We had arranged to meet the Nyamirambo boys (and one girl) for lunch and opted for a Rwandan buffet. Cheap and filling, everyone files past the heated pots - rice, chips, bananas in sauce, beans and chunks of beef. A stern waitress guards the meat like a hawk making sure nobody takes more than one piece.

After lunch and a visit to the local market to buy new school-bags, the end is at last in sight. We have saved Belgian-based Cogebank for last as it means a trip into the city centre and potential heavy traffic on a Friday afternoon. Another moto taxi takes us to the new Head Office opening beside the Belgian School, a long-established private school favoured by the diplomatic community and the wealthy. The bank itself is brand new and the banking hall, easily the largest we have seen today, is empty and echoes. We are shown into a small temporary office with three tellers which is air-conditioned and pristine. This is not a long wait and at 3.30pm and we are finished.

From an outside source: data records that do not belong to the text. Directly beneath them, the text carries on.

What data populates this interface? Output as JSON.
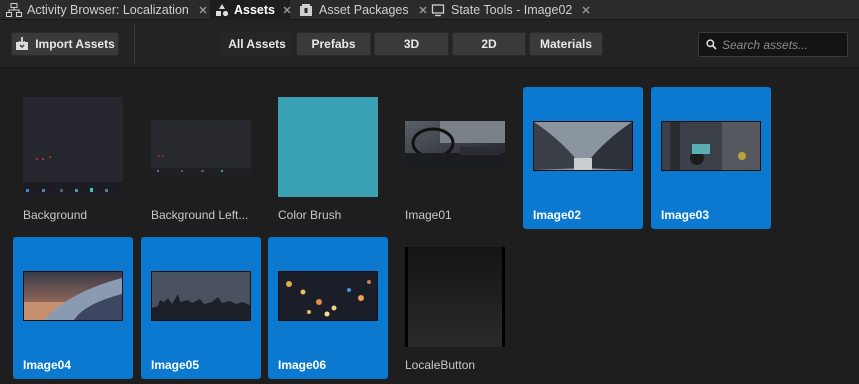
{
  "tabs": [
    {
      "label": "Activity Browser: Localization",
      "icon": "hierarchy-icon"
    },
    {
      "label": "Assets",
      "icon": "assets-icon"
    },
    {
      "label": "Asset Packages",
      "icon": "package-icon"
    },
    {
      "label": "State Tools - Image02",
      "icon": "monitor-icon"
    }
  ],
  "toolbar": {
    "import_label": "Import Assets",
    "filters": [
      "All Assets",
      "Prefabs",
      "3D",
      "2D",
      "Materials"
    ],
    "selected_filter": "All Assets"
  },
  "search": {
    "placeholder": "Search assets..."
  },
  "assets": [
    {
      "label": "Background",
      "selected": false,
      "thumb": "dark-ui-screen"
    },
    {
      "label": "Background Left...",
      "selected": false,
      "thumb": "dark-ui-strip"
    },
    {
      "label": "Color Brush",
      "selected": false,
      "thumb": "solid-color",
      "color": "#3aa2b4"
    },
    {
      "label": "Image01",
      "selected": false,
      "thumb": "car-interior"
    },
    {
      "label": "Image02",
      "selected": true,
      "thumb": "city-wing"
    },
    {
      "label": "Image03",
      "selected": true,
      "thumb": "scooter"
    },
    {
      "label": "Image04",
      "selected": true,
      "thumb": "airplane-wing"
    },
    {
      "label": "Image05",
      "selected": true,
      "thumb": "skyline"
    },
    {
      "label": "Image06",
      "selected": true,
      "thumb": "night-street"
    },
    {
      "label": "LocaleButton",
      "selected": false,
      "thumb": "black-button"
    }
  ],
  "colors": {
    "selection": "#0a79cf",
    "background": "#1e1e1e"
  }
}
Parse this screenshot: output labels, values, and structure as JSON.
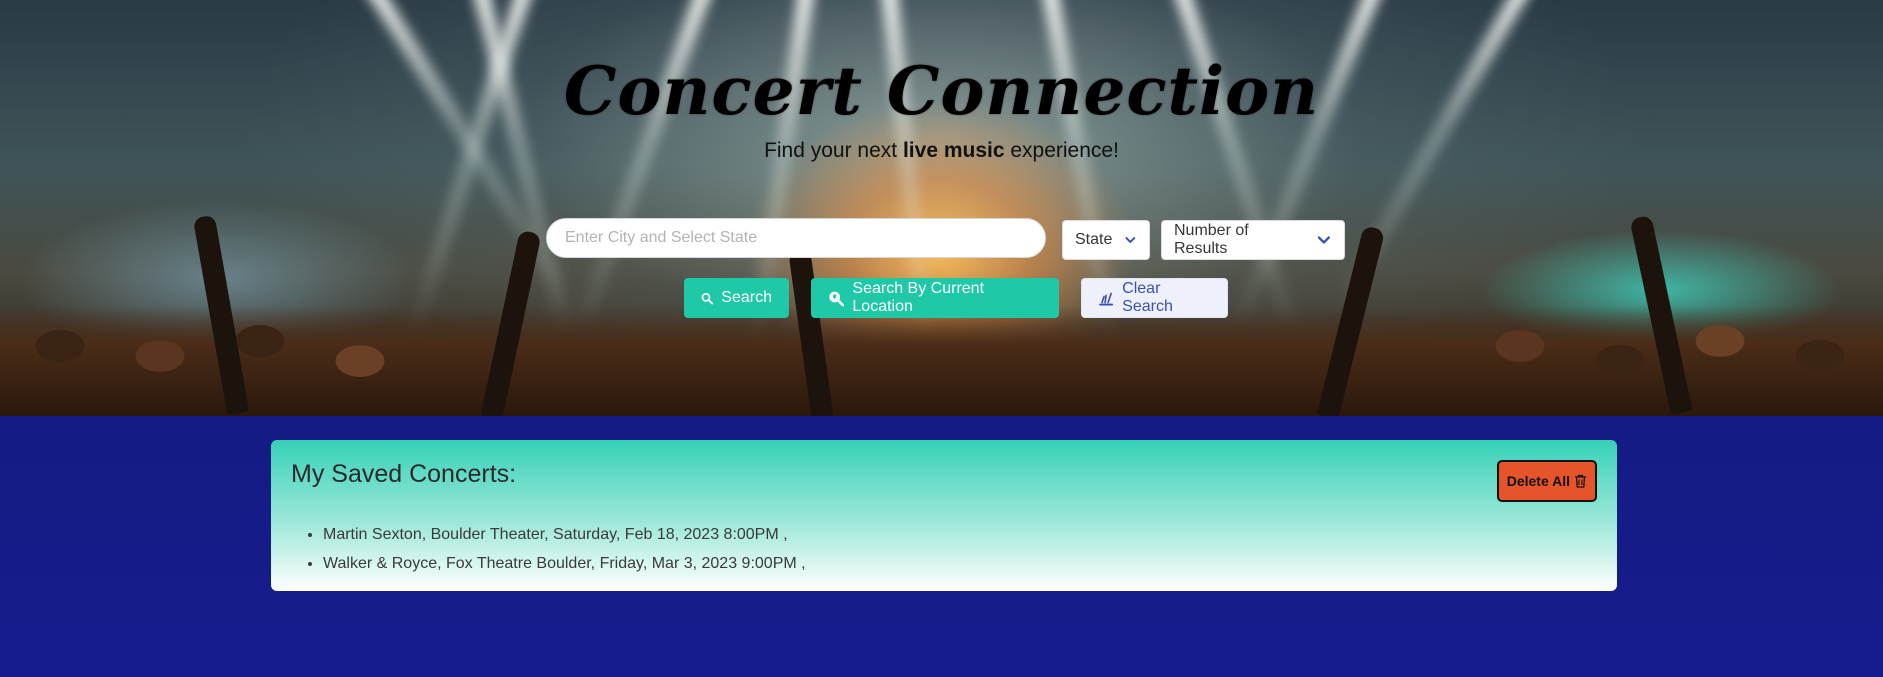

What we have done today is set up the remaining five of our original thirteen children for another school year. The older ones, Tharcien and Patrick are being sent to new schools specialising in teacher training and science. These schools will lead to job prospects and a potentially bright future. We have two other boys, Seti and Kuzingo, who have just completed a year's training in car mechanics and we shall be kitting them out with tools so that they can look for work. Ten years ago, we found these children wandering the streets. They now have realistic work prospects.